Let’s face it, anyone who has worked on Time Series Forecasting problems in the retail, logistics, e-commerce etc. would have definitely cursed that long tail which never behaves. The dreaded intermittent time series which makes the job of a forecaster difficult. This nuisance renders most of the standard forecasting techniques impractical, raises questions about the metrics, model selection, model ensembling, you name it. And to make things worse, there may be cases(like in the spare parts industry, where intermittent patterns appear is slow-moving but highly critical or high value items.

Notation

Y_iith element of the time series

n – The index of timeseries

i – The index of non-zero demand

Q_i – The inter-demand interval, i.e. the gap between two non-zero demand.

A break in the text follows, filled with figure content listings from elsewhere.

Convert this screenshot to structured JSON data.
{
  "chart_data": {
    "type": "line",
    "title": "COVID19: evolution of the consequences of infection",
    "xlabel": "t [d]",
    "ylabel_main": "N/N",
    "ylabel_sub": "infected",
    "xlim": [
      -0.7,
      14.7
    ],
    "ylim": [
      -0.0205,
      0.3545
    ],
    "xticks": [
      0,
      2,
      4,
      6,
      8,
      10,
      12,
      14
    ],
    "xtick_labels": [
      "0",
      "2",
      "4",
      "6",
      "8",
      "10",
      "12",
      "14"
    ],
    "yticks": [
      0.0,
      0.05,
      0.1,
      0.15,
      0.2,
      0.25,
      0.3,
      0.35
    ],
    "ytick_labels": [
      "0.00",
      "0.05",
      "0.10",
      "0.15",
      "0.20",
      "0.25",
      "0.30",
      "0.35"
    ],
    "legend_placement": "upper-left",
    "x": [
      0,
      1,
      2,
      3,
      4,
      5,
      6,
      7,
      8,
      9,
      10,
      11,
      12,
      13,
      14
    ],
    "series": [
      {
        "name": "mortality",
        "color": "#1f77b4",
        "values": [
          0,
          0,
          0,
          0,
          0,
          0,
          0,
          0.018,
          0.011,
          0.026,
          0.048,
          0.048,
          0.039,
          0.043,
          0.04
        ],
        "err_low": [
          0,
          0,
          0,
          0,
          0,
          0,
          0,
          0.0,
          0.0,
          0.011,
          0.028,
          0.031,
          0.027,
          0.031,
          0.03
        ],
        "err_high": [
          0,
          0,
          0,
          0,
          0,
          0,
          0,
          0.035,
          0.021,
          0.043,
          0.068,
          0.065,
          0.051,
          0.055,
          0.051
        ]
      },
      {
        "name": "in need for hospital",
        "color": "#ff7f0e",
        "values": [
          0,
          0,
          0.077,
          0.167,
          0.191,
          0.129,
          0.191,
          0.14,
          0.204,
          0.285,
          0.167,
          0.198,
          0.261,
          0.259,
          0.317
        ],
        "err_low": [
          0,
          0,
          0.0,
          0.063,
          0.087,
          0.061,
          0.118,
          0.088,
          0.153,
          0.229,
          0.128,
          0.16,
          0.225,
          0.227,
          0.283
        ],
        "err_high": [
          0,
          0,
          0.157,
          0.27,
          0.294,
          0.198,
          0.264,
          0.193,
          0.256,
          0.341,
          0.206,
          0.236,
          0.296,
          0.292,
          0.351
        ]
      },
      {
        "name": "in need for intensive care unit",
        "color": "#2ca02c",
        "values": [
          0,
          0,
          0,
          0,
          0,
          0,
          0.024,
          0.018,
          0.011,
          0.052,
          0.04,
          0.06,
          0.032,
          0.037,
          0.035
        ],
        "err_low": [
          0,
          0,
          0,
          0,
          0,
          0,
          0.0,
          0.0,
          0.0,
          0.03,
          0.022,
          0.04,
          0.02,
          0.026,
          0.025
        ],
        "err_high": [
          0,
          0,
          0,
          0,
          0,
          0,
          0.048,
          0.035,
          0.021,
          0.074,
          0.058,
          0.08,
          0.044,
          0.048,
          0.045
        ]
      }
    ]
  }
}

M_i – The demand size at non-zero demand point.

Traditional Approach

Traditionally, there is a class of algorithms which take a slightly different path to forecasting the intermittent time series. This set of algorithms considered the intermittent demand in two parts – Demand Size and Inter-demand Interval – and modelled them separately.

Croston

Croston proposed to apply a single exponential smoothing seperately to both M and Q, as below:

\hat{M_{i+1}} = \alpha M_{i} + (1-\alpha) \hat{M_i}

\hat{Q_{i+1}} = \beta Q_{i} + (1-\beta) \hat{Q_i}

After getting these estimates, final forecast,

F = \frac{\hat{Q_{i+1}}}{\hat{M_{i+1}}}

And this is a one-step ahead forecast and if we have to extend to multiple timesteps, we are left with a flat forecast with the same value.

Croston(SBA)

Syntetos and Boylan, 2005, showed that Croston forecasting was biased on intermittent demand and proposed a correction with the \beta from inter demand interval estimation.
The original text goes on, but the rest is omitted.